DALLAS, Texas (CBSDFW.COM) - School violence appears to be the plague that can't be slowed with a vaccine.
With four dead this week in a shooting in Michigan, a familiar pattern is emerging: panic, thoughts, and prayers, and for some, silence, as parents struggle to find new words to reassure in an uncertain world.
"I've just seen a lot more depression, anxiety in young students than I've ever seen before. It just, it feels like the world is on their shoulders," says psychologist Monica Munoz, a licensed specialist in school psychology supporting students in Dallas ISD.
The district has invested millions in extra counselors and mental health support, primarily in response to COVID-19, but the experts know there's so much more.
"A lot of 'what's the point', right? If all these things are happening in the world, what is the world that I'm coming into, that I'm trying to grow in?" says Munoz of the student concerns she and colleagues are seeing now. "These are the dream years. They're trying to dream about the future. The future feels like a scary place."
The good news, though, she says is that more students than ever before are realizing they need emotional support and are getting it.
Now, she's reminding parents that even in an uncertain world, what happens at home can make students feel safer. She advises adding more structure to the family routine, including a dedicated talk time.
Parents should ask open ended questions like "what was the best part of your day?" or "what was the worst thing that happened today?" "What do you wish you could have done differently?'"
And then perhaps the most difficult part for parents: just listen.

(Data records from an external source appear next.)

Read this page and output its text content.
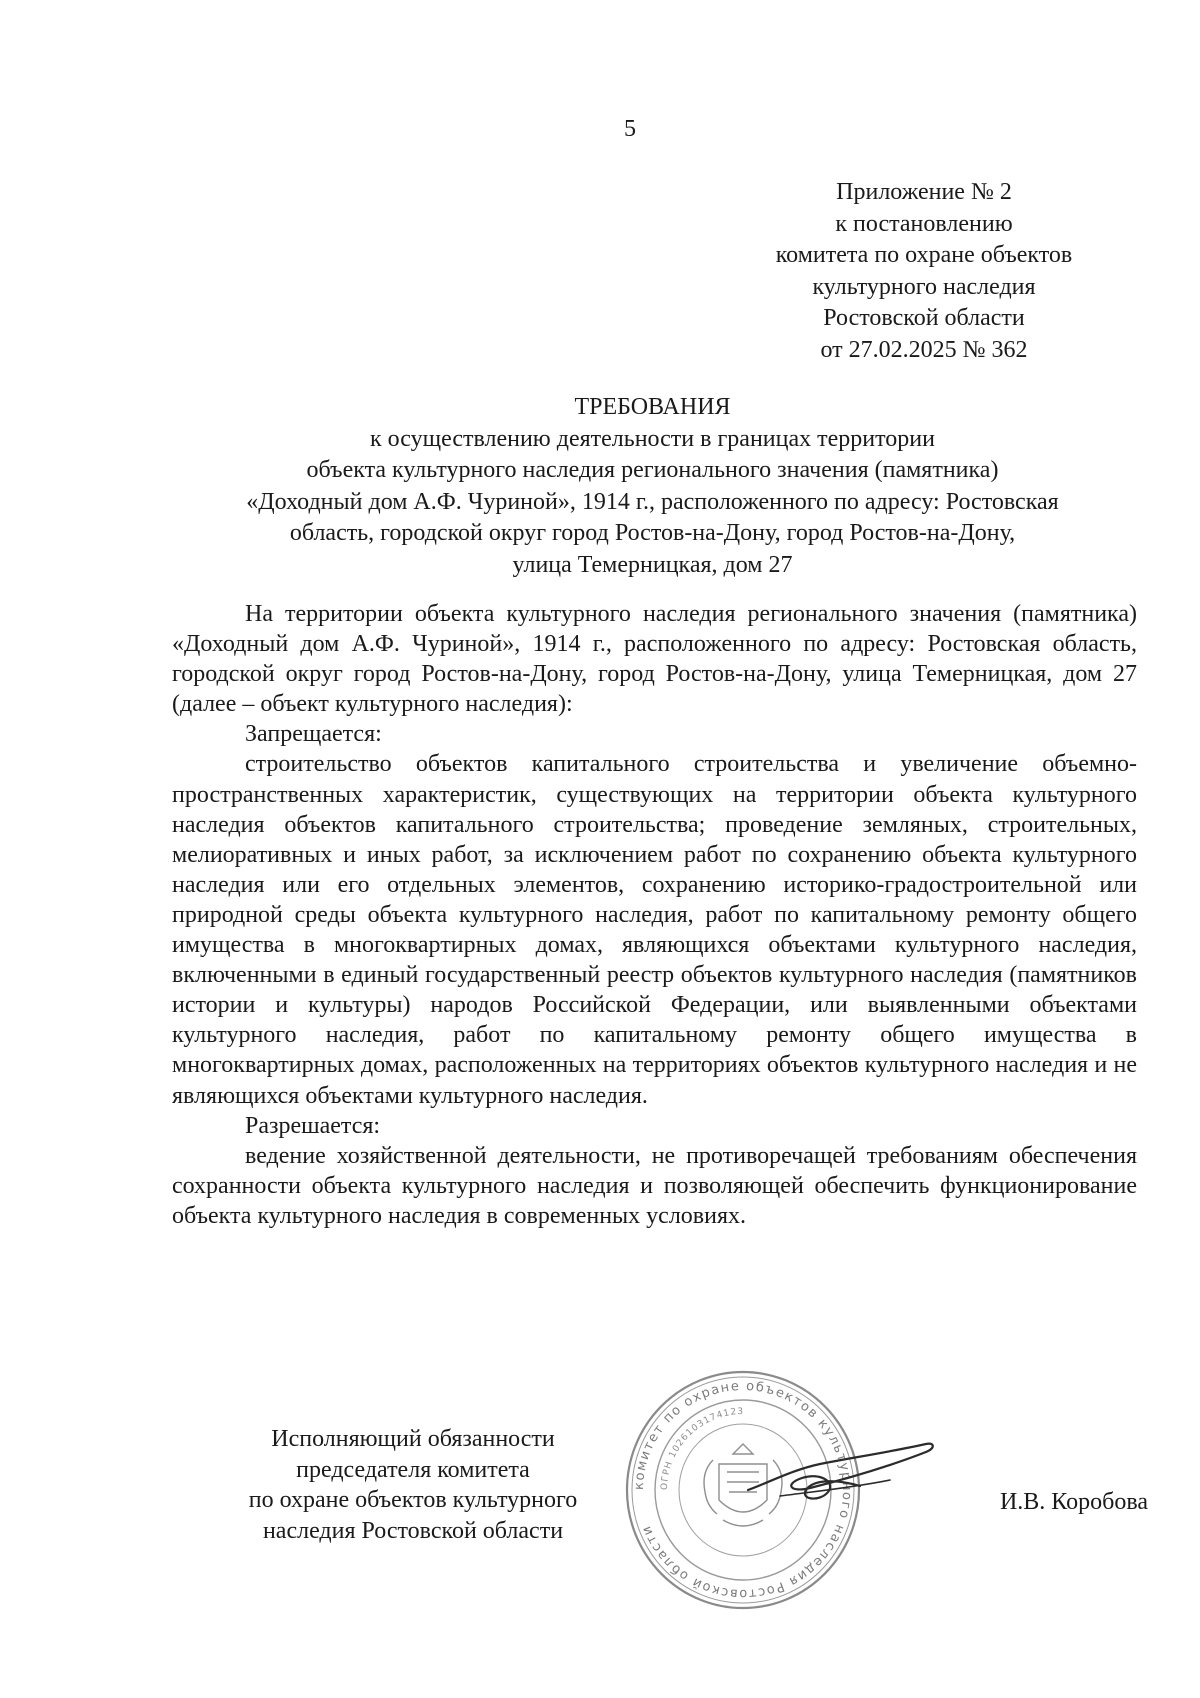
5
Приложение № 2
к постановлению
комитета по охране объектов
культурного наследия
Ростовской области
от 27.02.2025 № 362
ТРЕБОВАНИЯ
к осуществлению деятельности в границах территории
объекта культурного наследия регионального значения (памятника)
«Доходный дом А.Ф. Чуриной», 1914 г., расположенного по адресу: Ростовская
область, городской округ город Ростов-на-Дону, город Ростов-на-Дону,
улица Темерницкая, дом 27

На территории объекта культурного наследия регионального значения (памятника) «Доходный дом А.Ф. Чуриной», 1914 г., расположенного по адресу: Ростовская область, городской округ город Ростов-на-Дону, город Ростов-на-Дону, улица Темерницкая, дом 27 (далее – объект культурного наследия):

Запрещается:

строительство объектов капитального строительства и увеличение объемно-пространственных характеристик, существующих на территории объекта культурного наследия объектов капитального строительства; проведение земляных, строительных, мелиоративных и иных работ, за исключением работ по сохранению объекта культурного наследия или его отдельных элементов, сохранению историко-градостроительной или природной среды объекта культурного наследия, работ по капитальному ремонту общего имущества в многоквартирных домах, являющихся объектами культурного наследия, включенными в единый государственный реестр объектов культурного наследия (памятников истории и культуры) народов Российской Федерации, или выявленными объектами культурного наследия, работ по капитальному ремонту общего имущества в многоквартирных домах, расположенных на территориях объектов культурного наследия и не являющихся объектами культурного наследия.

Разрешается:

ведение хозяйственной деятельности, не противоречащей требованиям обеспечения сохранности объекта культурного наследия и позволяющей обеспечить функционирование объекта культурного наследия в современных условиях.

Исполняющий обязанности
председателя комитета
по охране объектов культурного
наследия Ростовской области
комитет по охране объектов культурного наследия Ростовской области
ОГРН 1026103174123
И.В. Коробова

"One thing that comes up a lot is that students feel very invalidated when they share their feelings, and they get shut down often," says Munoz. "So, they share they're feeling sad. `Oh well, you shouldn't feel sad. This is how you should feel.' 'I'm feeling angry.' 'You shouldn't feel angry. This is how you should feel'. It's really important that we allow kids to feel and have a place to share those feelings."
And always remember, your elders are rooting for you. Munoz says although today's teens may have lost faith in the world around them, she has an abundance of hope, in them.
"They are so aware. They understand mental health. They understand issues, emotions, and things that we didn't talk about much when I was younger... social justice issues. They're willing to change the world, we've just got to listen to them."